Yoo’s visit to the port city came a day after he was officially sworn into office as the nation’s finance minister and deputy prime minister for the economy. At the event held Thursday at the Blue House, Yoo promised to focus on bolstering the country’s exports to achieve the targeted 3.1 percent economic growth.

Yoo’s plan was a marked change from predecessor Choi Kyung-hwan, who unveiled numerous policies the moment he took office in July 2014, including a supplementary budget, lowering the key interest rate and increasing tax cuts, aimed at pushing economic growth through expansion of the domestic market.

But during Choi’s tenure, Korea’s exports declined for 12 straight months. As the Korean economy is believed to have grown at around 2.7 percent in 2015, it became evident that were are limits to how much economic growth could be generated solely from the domestic market.

Yoo told the businessmen that he plans to encourage the expansion of online commerce, which will contribute to increasing exports.

“The government will utilize the Korea-China free-trade agreement and take advantage of Chinese consumer market, which amounts to $6 trillion,” the minister said.

Later that afternoon, exports were again one of the key issues discussed during Yoo’s first meeting with Bank of Korea Gov.
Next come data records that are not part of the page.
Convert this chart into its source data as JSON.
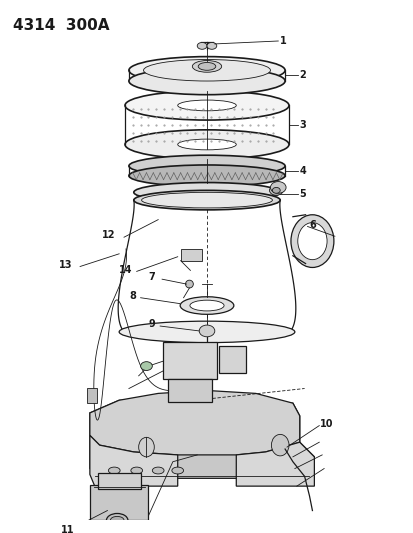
{
  "title": "4314  300A",
  "background_color": "#ffffff",
  "line_color": "#1a1a1a",
  "fig_width": 4.14,
  "fig_height": 5.33,
  "dpi": 100,
  "title_fontsize": 11,
  "label_fontsize": 7,
  "label_fontweight": "bold"
}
Lee Ju-yeol at the Korea Federation of Banks’ club in Myeong-dong, central Seoul.

“When I was [in Pyeongtaek], it felt as if we really didn’t have to worry about exports,” Yoo told Lee. “But I get worried when I read the numbers.”
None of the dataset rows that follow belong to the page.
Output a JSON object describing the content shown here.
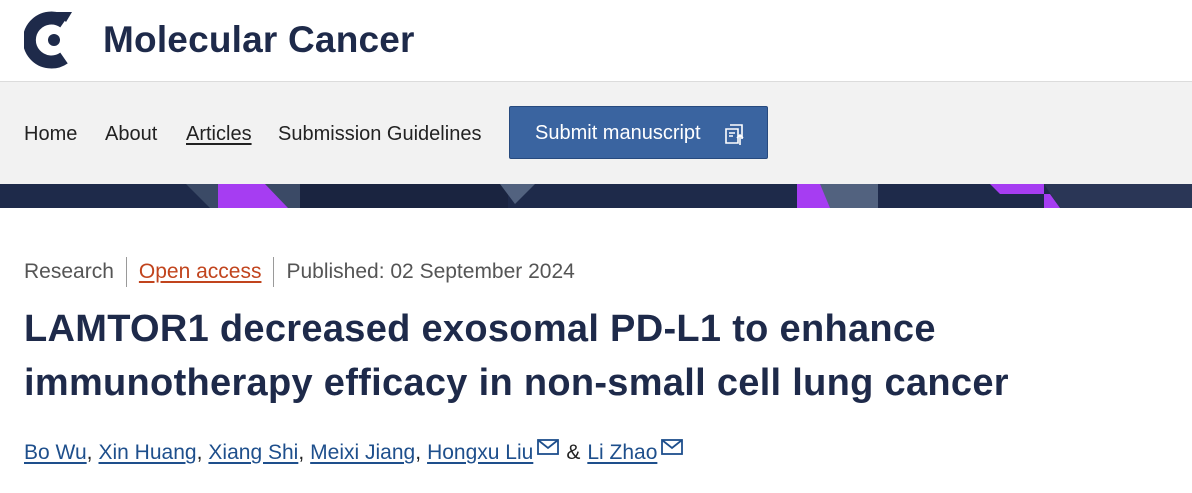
{
  "header": {
    "journal_title": "Molecular Cancer",
    "logo_icon": "springer-open-logo-icon",
    "brand_color": "#1e2a4a"
  },
  "nav": {
    "items": [
      {
        "label": "Home",
        "active": false
      },
      {
        "label": "About",
        "active": false
      },
      {
        "label": "Articles",
        "active": true
      },
      {
        "label": "Submission Guidelines",
        "active": false
      }
    ],
    "submit_label": "Submit manuscript",
    "submit_icon": "submit-manuscript-icon",
    "button_color": "#3a64a0"
  },
  "banner": {
    "colors": [
      "#1e2a4a",
      "#a63df2",
      "#52627f"
    ]
  },
  "article": {
    "type": "Research",
    "access": "Open access",
    "published": "Published: 02 September 2024",
    "title": "LAMTOR1 decreased exosomal PD-L1 to enhance immunotherapy efficacy in non-small cell lung cancer",
    "authors": [
      {
        "name": "Bo Wu",
        "suffix": ",",
        "mail": false
      },
      {
        "name": "Xin Huang",
        "suffix": ",",
        "mail": false
      },
      {
        "name": "Xiang Shi",
        "suffix": ",",
        "mail": false
      },
      {
        "name": "Meixi Jiang",
        "suffix": ",",
        "mail": false
      },
      {
        "name": "Hongxu Liu",
        "suffix": "",
        "mail": true
      },
      {
        "name": "Li Zhao",
        "suffix": "",
        "mail": true
      }
    ],
    "author_joiner": "&",
    "accent_color": "#c1441d"
  }
}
The finance minister added that he was concerned by the fact that exports in 2015 fell 7.2 percent year-on-year.

Lee told Yoo that during his recent visit to Basel in Switzerland to attend the Bank for International Settlements meeting, he learned that other countries consider Korea’s economy to be doing better relative to other nations.

“When I said that Korea’s economic recovery was weak, other participants asked what Korea was concerned about,” Lee said. “They meant [that perspective on an economy] is relative.”

Lee quickly added, however, that this didn’t mean that he or the finance minister was looking at the Korean economic situation with optimism.

“We both agreed that the economy is in a difficult state,” Yoo added. “We’re faced with a situation where the G2 risks and uncertainties in emerging markets are overlapping with North Korea’s nuclear test,” the finance minister said.

“We shared the view that we are at an important point in time where we need to overcome structural problems, including the changes in the global economic structure, changing population structure and weakening foundation of the domestic economy.”

Later that afternoon, Yoo left for China, which would be his first official visit overseas as the nation’s chief economic policy maker.

Yoo flew to Beijing, where he will be attending the official launch of the China-led Asian Infrastructure Investment Bank.